So far, the previous sections presented more or less ways to describe data and their structure via RDF and ontology languages built on it (ie RDFS & OWL). This part now focuses on the available mechanisms to query these data, or the ontologies and knowledge bases described by these languages.
The Sparql Protocol and RDF Query Language is such a mechanism and in fact a complete, standardized solution to perform the following:
- Query OWL & RDFS as plain RDF.
- Query RDF datasets & their RDF graphs.
- Realize complex joins across databases.
- Explore data by querying known & unknown relationships.
As a query language, SPARQL provides the means to identify triple subsets and extract information as URIs, literals, blank nodes and subgraphs. Although it is based on SQL, it differs in that it matches patterns in graphs, rather than in related databases.
It was standardized in 2008 by W3C and has currently made its next evolutional step in the form of SPARQL 1.1. This current version extends the previous language features and abilities so as to resolve open issues of its predecessor. Among others it adds an update language, clarifies the relationship between queries, provides a vocabulary for describing SPARQL endpoints and offers several new features. Depending on the version, SPARQL is currently supported by almost all known RDF triple stores, most of which also offer associating endpoints where queries may be sent, evaluated and in turn return their results via HTTP.
In general, the use of SPARQL enables the following:
- Fulfills the 3rd Linked Data principle & provides useful RDF information.
- Offers access towards datasets & their data.
- Enables a manual exploration of datasets & potential consumers to seek for URIs identifying resources of interest.

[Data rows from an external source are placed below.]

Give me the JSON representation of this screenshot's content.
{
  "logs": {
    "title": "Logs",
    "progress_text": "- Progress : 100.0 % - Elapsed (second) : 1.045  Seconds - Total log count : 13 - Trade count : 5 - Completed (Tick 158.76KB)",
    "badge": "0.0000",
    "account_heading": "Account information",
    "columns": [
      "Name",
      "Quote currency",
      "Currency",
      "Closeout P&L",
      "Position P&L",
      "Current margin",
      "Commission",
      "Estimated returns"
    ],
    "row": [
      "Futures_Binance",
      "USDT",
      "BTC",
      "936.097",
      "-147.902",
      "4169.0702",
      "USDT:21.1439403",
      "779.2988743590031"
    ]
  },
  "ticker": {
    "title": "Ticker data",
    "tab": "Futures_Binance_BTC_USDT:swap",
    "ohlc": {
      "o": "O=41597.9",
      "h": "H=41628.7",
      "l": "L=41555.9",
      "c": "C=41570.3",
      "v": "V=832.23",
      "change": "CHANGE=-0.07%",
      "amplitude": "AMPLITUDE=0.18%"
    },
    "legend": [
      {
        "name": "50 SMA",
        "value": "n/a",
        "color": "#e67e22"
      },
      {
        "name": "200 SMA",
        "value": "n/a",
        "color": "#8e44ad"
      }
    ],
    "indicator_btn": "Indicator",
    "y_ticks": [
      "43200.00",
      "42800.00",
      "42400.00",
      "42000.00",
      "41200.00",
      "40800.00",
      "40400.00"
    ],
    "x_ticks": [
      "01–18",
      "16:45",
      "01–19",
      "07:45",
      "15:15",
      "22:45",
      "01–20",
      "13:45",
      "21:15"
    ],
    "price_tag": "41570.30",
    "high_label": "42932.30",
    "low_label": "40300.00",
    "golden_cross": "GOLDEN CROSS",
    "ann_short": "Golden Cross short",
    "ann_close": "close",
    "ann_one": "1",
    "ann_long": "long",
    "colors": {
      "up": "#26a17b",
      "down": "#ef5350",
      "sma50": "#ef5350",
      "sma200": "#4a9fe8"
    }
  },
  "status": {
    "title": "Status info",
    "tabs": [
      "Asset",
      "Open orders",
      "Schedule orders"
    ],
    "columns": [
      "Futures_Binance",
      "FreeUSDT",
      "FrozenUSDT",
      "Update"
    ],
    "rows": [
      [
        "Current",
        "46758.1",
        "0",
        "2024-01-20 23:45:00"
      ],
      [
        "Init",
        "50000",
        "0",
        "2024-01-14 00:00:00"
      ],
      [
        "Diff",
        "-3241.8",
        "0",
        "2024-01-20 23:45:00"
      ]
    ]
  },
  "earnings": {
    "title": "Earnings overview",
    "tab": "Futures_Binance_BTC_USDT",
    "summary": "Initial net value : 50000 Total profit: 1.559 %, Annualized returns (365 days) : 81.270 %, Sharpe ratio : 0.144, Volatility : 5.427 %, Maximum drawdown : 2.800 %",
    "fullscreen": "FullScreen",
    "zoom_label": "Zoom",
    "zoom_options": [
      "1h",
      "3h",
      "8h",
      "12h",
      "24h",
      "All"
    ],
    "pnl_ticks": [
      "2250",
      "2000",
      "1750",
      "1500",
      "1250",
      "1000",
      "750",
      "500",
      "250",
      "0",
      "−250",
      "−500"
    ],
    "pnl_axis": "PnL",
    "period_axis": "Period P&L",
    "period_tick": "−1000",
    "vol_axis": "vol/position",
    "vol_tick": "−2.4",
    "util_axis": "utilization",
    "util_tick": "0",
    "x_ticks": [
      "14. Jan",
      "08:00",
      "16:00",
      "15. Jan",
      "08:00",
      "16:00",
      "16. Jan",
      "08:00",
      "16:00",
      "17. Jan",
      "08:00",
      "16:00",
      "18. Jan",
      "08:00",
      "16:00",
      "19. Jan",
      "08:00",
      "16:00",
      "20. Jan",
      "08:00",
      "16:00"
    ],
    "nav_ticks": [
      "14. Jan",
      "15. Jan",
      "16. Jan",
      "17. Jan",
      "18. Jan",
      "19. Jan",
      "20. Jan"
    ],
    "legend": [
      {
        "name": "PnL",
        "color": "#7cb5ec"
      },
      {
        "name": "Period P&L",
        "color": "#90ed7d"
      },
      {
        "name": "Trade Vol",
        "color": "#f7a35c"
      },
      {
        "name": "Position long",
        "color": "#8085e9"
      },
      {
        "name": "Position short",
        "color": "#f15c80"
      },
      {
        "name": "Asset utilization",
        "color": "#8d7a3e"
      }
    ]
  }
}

- Provides the means to identify triple subsets & match patterns in RDF graphs.
As a simple example & referring to the Hellenic Police dataset http://greek-lod.math.auth.gr/police/, such patterns become obvious in scenarios that attempt to identify the following:
- The 1st ten Crime Types of any Status, along with their Total number of crimes,
- Occurring at 05/2010 & under the supervision of ATTICA Police Headquarters.
A simple SPARQL query to retrieve that information with the associating results is shown in the figure below. Analyzing it, a SELECT statement initially defines the result set to be returned, (i.e. distinct values of variables: NAME, TOTAL_CRIMES, DATE, TypeofCrime & STATUS). In turn the WHERE clause defines the various graph patterns, (i.e. subject-predicate-object triples) to be matched in the RDF graph.
Graphically such a match pattern is represented by the “PATTERN TO MATCH” in the following figure below. The same figure also depicts part of the resulting Hellenic Police RDF graph and with green colour, two of the obtained triple subsets that matched the requested pattern. The latter are also visible in the first two records of the SPARQL results. Last but not least, another rejected triple subset is also highlighted with a red colour.